Guy Dunton

Asteroids Redux

Asteroids Redux is a remake of the Atari classic game Asteroids. Written in C++ and using DirectX. Code available here

Youtube video of Asteroids redux

Original

Originally Asteroids Redux was written around 2014 using C++11 and DirectX 9. Almost all of the code was written from scratch (excluding a couple of libraries) and it features a few alterations over the original game.

World Wrapping

In the original Asteroids, objects would dissappear completely off the side of the screen before appearing again on the opposite side of the screen. In Redux I added custom rendering so that objects would be visible on both sides of the screen at the same time.

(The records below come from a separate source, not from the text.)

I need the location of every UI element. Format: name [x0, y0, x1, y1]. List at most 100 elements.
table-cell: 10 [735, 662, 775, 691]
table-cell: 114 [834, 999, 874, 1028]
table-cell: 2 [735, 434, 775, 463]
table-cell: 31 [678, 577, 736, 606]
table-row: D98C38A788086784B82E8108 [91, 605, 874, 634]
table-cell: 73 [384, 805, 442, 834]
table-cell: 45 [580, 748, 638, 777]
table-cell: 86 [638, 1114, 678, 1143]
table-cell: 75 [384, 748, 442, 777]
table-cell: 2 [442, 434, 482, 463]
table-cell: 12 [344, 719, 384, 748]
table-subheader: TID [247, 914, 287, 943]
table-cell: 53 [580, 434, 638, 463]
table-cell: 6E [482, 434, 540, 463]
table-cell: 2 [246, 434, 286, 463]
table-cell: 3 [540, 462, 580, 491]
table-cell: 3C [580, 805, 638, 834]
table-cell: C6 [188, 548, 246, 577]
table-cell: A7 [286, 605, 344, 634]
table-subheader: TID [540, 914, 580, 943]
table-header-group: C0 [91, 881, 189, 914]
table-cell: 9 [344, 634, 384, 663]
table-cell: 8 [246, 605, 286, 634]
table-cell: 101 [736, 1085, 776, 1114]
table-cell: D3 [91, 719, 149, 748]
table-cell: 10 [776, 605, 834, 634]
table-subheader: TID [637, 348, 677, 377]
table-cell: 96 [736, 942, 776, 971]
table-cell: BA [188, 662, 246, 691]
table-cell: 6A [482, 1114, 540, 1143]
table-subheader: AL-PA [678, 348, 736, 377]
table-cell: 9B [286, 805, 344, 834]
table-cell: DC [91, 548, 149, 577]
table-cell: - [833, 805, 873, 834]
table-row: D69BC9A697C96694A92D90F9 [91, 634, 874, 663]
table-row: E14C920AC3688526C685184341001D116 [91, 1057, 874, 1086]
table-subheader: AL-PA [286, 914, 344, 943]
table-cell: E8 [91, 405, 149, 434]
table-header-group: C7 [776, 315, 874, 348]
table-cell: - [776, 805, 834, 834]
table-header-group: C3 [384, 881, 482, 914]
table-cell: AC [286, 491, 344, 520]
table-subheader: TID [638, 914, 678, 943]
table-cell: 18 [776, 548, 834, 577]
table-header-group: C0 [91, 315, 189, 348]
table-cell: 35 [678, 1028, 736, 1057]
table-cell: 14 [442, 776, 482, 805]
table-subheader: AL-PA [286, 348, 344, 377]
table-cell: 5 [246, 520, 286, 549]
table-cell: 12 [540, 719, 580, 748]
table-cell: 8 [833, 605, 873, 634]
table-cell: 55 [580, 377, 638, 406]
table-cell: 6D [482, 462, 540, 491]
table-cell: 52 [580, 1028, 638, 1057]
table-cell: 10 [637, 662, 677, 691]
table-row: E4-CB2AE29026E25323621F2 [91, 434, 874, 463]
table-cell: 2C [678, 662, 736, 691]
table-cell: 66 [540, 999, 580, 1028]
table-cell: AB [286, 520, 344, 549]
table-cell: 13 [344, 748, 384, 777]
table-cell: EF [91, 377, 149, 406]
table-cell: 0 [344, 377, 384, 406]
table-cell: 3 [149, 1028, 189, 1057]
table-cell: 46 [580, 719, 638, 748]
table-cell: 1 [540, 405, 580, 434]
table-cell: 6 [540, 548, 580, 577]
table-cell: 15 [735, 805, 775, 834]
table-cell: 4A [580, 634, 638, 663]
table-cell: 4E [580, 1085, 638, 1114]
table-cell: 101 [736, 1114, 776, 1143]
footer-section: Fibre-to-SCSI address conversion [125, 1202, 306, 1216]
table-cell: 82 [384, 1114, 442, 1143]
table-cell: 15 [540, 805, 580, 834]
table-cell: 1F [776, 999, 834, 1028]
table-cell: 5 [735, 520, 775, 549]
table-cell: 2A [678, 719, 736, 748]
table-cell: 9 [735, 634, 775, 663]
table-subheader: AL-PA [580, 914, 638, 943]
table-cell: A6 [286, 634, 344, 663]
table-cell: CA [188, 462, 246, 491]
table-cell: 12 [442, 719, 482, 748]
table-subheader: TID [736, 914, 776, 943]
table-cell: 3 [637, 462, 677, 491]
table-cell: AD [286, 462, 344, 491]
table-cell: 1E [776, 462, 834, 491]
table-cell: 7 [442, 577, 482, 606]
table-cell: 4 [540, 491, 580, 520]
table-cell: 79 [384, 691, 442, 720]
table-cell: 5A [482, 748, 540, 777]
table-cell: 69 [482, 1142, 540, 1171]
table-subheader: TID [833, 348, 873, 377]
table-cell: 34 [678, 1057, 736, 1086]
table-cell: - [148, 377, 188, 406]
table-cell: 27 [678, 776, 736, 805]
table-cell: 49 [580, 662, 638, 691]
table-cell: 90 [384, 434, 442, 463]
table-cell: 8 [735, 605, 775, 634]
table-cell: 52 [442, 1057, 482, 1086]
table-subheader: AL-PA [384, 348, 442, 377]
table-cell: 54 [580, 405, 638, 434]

A 3x3 matrix of cameras was used to render objects. When an Asteroids (or player) reaches the edge of the screen they are rendered by the main central camera but also by the camera at that edge. This overlays the object on the screen multiple times and gives the illusion that the object is in both places at once.

Rigid Body Collisions

Asteroids Redux features a rigid body collision system, meaning that asteroids will bounce off each other as well as the player.

In order to prevent slowdown when large numbers of asteroids are on screen collision detection is optimized using a quad tree. This optimization means that the sreen needs to be full of asteroids before a slowdown due to collision detection is detected.


Rewrite

In 2018 I was migrating my website and decided to check out the Asteroids code which I had been using as part of my portfolio. I was not impressed. Rather than lose the code altogether I decided that I would refactor the code so that it was more representative of my current coding style and it followed best practices.

Refactor vs rewrite Note that I chose to refactor the code rather than throw it away and start again. I believe that attempting to rewrite the code would have taken a lot more time to do and would have left me fighting with a lot of the same bugs that I fixed in the original. I believe that I would never have actually finished a rewrite, whereas I could finish a refactor at any time because I kept the code working the whole time.

These are the bad practices I noticed as I went through the code, as well as how I removed/fixed:

Conclusion

The code is still not completely refactored but at least it contains fewer obvious mistakes and I’m not so ashamed to show the code to other people.